Le président turc, Recep Tayyip Erdogan, présidera samedi 29 septembre à Cologne l’inauguration d’une des plus grandes mosquées d’Europe, un déplacement marqué par des manifestations sous haute protection policière.
Il s’agit de l’ultime étape de la visite d’Etat du président turc, qui tente de tourner la page de deux années de tension avec l’Allemagne. Vendredi, il s’est entretenu avec Angela Merkel, avant d’être l’invité d’un banquet, boudé par une partie de la classe politique allemande, dont la chancelière. Les deux dirigeants se sont toutefois retrouvés samedi matin pour un petit-déjeuner, avant que M. Erdogan gagne Cologne.
Lire aussi : Pour le président turc Erdogan, une visite d’Etat en Allemagne sans « normalisation » des relations
Rassemblements de protestation attendus
Le dirigeant turc, doté de pouvoirs accrus depuis le début de son nouveau mandat, en juillet, doit y inaugurer cette mosquée, financée par l’Union des affaires turco-islamiques (Ditib), étroitement liée au pouvoir turc. Une inauguration à laquelle ne participera pas une partie des dirigeants politiques du Land de Rhénanie-du-Nord-Westphalie, dont la maire de la ville, Henriette Recker, et le chef du gouvernement régional.
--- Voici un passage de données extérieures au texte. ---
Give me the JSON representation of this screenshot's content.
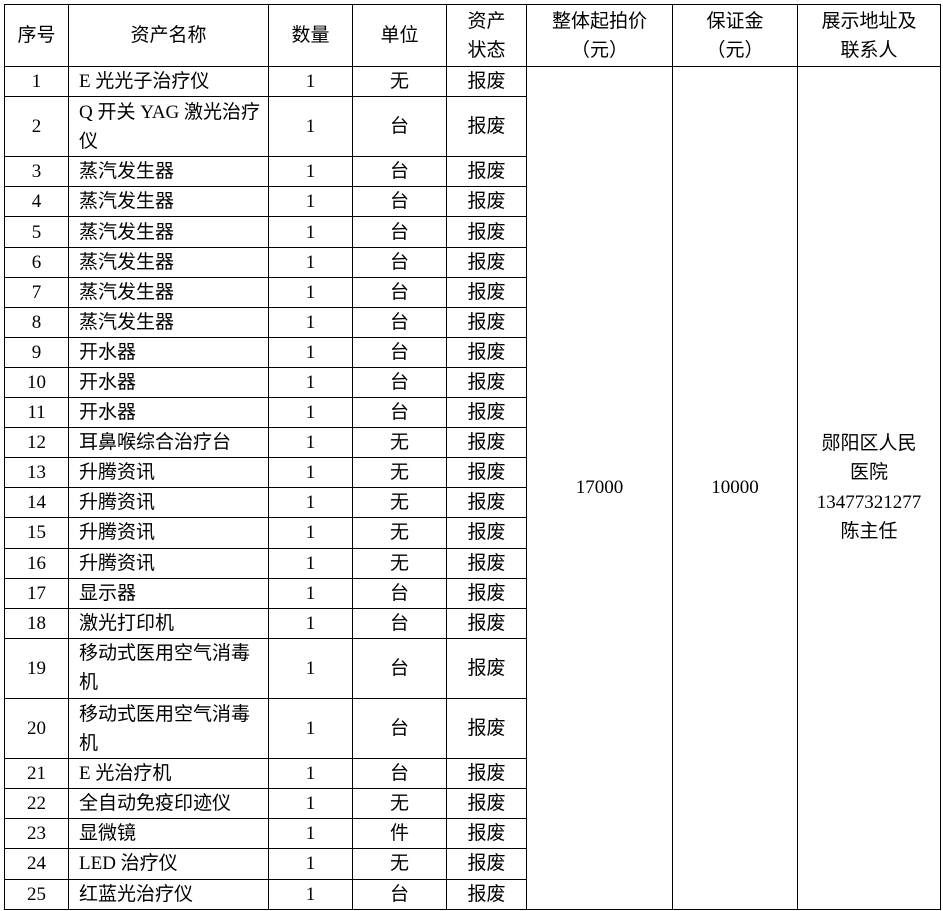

La première magistrate de la ville reproche à Ditib l’opacité qui a entouré le déroulement du chantier et le fonctionnement de la mosquée. Des élus accusent aussi cet organisme d’être un bras du régime de M. Erdogan, car elle gère neuf cents lieux de culte en Allemagne avec des imams venus de Turquie. L’organisation est aussi accusée par ses détracteurs d’espionner les opposants au président turc.
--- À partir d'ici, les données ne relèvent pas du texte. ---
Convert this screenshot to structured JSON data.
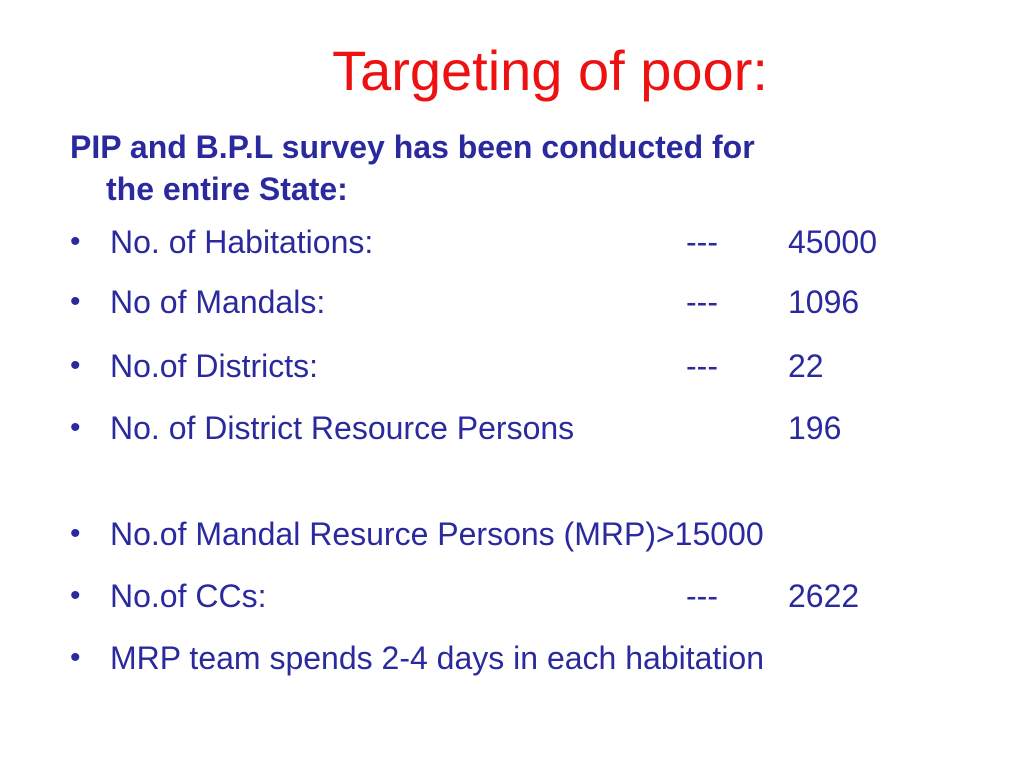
{
  "slide": {
    "title": "Targeting of poor:",
    "lead_line1": "PIP and B.P.L survey has been conducted  for",
    "lead_line2": "the entire State:",
    "bullet_symbol": "•",
    "items": [
      {
        "label": "No. of Habitations:",
        "dash": "---",
        "value": "45000"
      },
      {
        "label": "No of Mandals:",
        "dash": "---",
        "value": "1096"
      },
      {
        "label": "No.of Districts:",
        "dash": "---",
        "value": "22"
      },
      {
        "label": "No. of District Resource Persons",
        "dash": "",
        "value": "196"
      },
      {
        "label": "No.of Mandal Resurce Persons (MRP)>15000",
        "dash": "",
        "value": ""
      },
      {
        "label": "No.of CCs:",
        "dash": "---",
        "value": "2622"
      },
      {
        "label": "MRP team spends 2-4 days in each habitation",
        "dash": "",
        "value": ""
      }
    ]
  },
  "colors": {
    "title": "#ee1111",
    "body_text": "#2a2a9e",
    "background": "#ffffff"
  }
}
Plusieurs centaines de personnes étaient déjà rassemblées samedi matin à Cologne derrière une banderole « Erdogan n’est pas le bienvenu » , mot d’ordre des manifestations. « Je veux être la voix des gens qui ne peuvent pas descendre dans la rue en Turquie » , explique un manifestant, Cansu, venu de Suisse pour ce rassemblement. « Erdogan pense que tout ce qui diffère de son opinion est du terrorisme. Je suis ici pour montrer ma solidarité » avec les opposants.
Au moins deux manifestations sont prévues dans la cité rhénane. Plusieurs milliers de policiers seront mobilisés pour ce que le chef de la police locale, Uwe Jacob, présente comme un des plus grands déploiements policiers dans l’histoire de la ville.
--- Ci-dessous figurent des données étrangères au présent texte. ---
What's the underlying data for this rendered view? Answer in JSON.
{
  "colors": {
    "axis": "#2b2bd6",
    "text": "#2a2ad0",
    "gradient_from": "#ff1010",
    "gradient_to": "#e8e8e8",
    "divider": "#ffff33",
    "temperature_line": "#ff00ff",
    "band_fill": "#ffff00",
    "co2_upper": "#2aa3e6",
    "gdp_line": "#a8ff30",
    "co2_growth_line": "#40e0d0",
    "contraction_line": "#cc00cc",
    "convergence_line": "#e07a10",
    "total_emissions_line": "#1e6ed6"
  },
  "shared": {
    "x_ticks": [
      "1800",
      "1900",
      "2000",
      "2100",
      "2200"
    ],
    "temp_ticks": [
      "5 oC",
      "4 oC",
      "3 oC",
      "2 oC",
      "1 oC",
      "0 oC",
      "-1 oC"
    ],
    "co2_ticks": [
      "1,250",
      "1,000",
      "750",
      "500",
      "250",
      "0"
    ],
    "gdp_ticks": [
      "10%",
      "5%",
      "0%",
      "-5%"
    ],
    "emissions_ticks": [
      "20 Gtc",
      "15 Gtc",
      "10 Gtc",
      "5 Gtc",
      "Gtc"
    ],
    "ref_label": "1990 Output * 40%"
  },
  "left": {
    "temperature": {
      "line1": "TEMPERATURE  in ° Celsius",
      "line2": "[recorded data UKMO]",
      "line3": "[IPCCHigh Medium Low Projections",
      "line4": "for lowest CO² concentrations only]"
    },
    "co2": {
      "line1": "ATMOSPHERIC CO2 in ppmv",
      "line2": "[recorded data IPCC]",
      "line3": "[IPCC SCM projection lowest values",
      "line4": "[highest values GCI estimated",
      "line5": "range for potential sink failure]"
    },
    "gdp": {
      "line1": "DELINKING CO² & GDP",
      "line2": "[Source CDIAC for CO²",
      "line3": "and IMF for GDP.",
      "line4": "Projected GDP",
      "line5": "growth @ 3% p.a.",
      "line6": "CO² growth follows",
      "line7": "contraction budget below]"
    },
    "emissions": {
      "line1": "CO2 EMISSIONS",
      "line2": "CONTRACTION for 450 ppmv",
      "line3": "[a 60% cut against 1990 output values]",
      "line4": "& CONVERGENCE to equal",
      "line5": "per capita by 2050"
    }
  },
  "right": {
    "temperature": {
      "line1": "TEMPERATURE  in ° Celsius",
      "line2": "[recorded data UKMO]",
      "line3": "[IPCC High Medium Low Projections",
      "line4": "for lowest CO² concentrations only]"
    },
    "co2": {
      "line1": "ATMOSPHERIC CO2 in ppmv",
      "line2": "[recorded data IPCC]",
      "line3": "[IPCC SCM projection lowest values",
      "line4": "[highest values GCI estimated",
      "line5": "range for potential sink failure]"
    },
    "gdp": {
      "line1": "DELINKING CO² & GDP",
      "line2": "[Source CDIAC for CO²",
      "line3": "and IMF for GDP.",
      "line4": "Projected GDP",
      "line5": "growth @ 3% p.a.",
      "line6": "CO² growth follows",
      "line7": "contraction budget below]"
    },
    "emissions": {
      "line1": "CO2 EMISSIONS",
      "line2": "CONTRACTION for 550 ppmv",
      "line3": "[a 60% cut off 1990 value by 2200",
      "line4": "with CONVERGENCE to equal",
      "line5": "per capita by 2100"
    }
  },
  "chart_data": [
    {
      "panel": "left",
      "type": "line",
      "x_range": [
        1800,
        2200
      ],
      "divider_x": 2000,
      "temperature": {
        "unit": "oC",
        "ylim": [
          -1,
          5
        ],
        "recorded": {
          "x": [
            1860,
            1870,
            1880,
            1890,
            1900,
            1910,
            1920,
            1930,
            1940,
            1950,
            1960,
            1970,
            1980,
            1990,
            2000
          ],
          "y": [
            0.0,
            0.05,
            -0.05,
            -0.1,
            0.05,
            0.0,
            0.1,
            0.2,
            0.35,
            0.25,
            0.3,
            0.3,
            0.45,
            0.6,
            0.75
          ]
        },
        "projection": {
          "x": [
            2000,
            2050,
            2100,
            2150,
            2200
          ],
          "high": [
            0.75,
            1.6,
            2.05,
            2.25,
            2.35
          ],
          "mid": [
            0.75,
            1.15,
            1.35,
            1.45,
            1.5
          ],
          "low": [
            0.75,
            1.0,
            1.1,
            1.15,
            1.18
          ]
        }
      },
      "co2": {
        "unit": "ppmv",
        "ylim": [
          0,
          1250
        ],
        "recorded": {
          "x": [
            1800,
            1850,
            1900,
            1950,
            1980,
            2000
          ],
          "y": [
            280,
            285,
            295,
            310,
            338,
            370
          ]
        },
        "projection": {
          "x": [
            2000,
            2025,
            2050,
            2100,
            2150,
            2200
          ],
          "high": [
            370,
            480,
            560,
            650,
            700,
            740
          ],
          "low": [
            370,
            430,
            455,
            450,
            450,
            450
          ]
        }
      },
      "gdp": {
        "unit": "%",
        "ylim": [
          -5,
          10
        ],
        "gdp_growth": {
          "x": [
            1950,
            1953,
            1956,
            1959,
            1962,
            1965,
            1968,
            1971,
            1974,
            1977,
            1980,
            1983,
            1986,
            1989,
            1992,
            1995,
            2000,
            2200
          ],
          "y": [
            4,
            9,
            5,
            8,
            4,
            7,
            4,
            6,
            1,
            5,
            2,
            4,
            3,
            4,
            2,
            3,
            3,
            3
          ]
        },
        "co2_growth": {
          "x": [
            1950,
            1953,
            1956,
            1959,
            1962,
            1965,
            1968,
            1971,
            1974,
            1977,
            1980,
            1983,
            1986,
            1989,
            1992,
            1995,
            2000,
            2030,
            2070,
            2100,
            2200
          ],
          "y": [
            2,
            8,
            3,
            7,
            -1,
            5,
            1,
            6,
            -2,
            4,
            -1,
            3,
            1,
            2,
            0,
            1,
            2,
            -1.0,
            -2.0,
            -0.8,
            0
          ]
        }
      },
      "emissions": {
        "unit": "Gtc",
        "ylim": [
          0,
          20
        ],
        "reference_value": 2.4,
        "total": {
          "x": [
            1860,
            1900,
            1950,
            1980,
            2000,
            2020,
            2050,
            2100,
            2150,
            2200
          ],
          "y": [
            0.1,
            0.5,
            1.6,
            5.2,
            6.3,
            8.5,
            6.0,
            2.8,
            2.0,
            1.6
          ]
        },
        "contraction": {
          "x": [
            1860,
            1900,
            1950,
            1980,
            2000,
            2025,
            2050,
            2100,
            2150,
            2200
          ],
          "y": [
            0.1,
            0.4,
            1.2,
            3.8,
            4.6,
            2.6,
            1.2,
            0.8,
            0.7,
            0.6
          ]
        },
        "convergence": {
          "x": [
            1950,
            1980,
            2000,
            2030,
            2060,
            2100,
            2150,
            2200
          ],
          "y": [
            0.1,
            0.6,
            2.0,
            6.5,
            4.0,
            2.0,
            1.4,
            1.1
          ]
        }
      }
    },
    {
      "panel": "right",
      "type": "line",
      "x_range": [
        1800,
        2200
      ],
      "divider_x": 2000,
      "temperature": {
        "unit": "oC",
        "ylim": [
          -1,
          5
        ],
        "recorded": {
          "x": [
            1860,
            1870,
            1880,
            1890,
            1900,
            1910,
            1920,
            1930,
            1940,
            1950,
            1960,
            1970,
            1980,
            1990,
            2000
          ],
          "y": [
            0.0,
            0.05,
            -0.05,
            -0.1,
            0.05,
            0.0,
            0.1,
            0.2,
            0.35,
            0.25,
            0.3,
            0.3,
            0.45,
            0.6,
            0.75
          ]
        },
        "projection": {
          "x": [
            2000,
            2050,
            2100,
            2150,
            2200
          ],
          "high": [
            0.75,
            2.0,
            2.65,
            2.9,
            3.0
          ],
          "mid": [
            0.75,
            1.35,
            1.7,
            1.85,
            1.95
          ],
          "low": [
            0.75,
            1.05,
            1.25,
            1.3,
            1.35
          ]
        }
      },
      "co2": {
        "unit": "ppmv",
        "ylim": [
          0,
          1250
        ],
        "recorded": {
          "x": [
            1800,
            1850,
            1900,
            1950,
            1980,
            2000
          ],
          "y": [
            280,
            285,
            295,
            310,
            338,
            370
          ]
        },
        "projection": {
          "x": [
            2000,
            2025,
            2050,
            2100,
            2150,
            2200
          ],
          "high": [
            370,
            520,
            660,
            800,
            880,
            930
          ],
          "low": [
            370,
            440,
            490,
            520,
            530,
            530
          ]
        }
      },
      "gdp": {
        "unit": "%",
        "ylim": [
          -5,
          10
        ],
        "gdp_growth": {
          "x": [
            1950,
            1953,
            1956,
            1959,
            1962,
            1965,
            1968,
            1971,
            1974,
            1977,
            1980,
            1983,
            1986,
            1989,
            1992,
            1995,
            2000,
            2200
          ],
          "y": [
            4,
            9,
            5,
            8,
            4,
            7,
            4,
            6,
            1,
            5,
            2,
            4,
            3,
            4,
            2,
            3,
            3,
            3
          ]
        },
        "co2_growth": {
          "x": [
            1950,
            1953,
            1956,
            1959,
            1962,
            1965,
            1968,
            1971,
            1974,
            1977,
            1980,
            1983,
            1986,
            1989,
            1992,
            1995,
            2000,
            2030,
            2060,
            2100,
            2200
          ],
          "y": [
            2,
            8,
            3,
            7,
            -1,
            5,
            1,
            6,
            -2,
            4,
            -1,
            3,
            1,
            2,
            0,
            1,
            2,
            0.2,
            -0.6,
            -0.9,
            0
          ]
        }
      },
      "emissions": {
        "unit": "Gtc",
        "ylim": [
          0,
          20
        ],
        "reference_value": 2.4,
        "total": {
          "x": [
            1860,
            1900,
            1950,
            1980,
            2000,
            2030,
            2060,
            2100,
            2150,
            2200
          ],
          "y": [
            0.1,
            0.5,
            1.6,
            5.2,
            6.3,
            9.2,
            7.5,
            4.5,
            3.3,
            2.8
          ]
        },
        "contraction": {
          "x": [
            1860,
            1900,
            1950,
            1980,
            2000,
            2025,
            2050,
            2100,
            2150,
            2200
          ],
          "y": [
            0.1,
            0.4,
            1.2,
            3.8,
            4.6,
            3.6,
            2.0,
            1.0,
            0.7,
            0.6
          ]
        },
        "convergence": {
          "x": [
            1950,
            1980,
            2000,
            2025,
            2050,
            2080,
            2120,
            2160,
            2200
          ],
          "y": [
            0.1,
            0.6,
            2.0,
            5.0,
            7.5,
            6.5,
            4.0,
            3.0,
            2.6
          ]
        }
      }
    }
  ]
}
Tentative de rapprochement
Le chantier avait débuté en 2009 et, malgré de nombreuses oppositions et controverses locales, de premiers fidèles ont pu y prier dès 2017. Les opposants à la mosquée, en particulier l’extrême droite, craignant un afflux de musulmans qui aurait fait de Cologne une réplique du « Londonistan » , avaient intenté des recours contre la construction qui ont finalement échoué.
Avec ses minarets de 55 mètres de haut et une coupole de 36 mètres, l’édifice de béton et de verre, censé incarner l’ouverture, selon son architecte, Paul Böhm, est une des plus imposantes mosquées d’Europe. Sa superficie est de 4 500 mètres carrés. Sise dans le quartier d’Ehrenfeld, non loin de la tour de télévision de Cologne, elle est susceptible d’accueillir des milliers de fidèles. La police veut en limiter l’accès samedi à 5 000 personnes, mais l’Union des affaires turco-islamiques en attend beaucoup plus.
Avec cette visite d’Etat, la Turquie, minée par une crise économique aiguë et en froid avec les Etats-Unis de Donald Trump, tente un rapprochement avec l’Allemagne, où vivent 3 millions de personnes de nationalité ou d’origine turque. Le gouvernement allemand, dont M. Erdogan dénonçait en 2017 de supposées « pratiques nazies » , se montre ouvert à ce réchauffement, malgré les « différences profondes » qui subsistent, selon les termes de Mme Merkel. Elle a ainsi rejeté la demande de classer comme « terroriste » l’organisation de M. Güllen, qui vit en exil aux Etats-Unis, et a mis en avant les atteintes aux libertés en Turquie.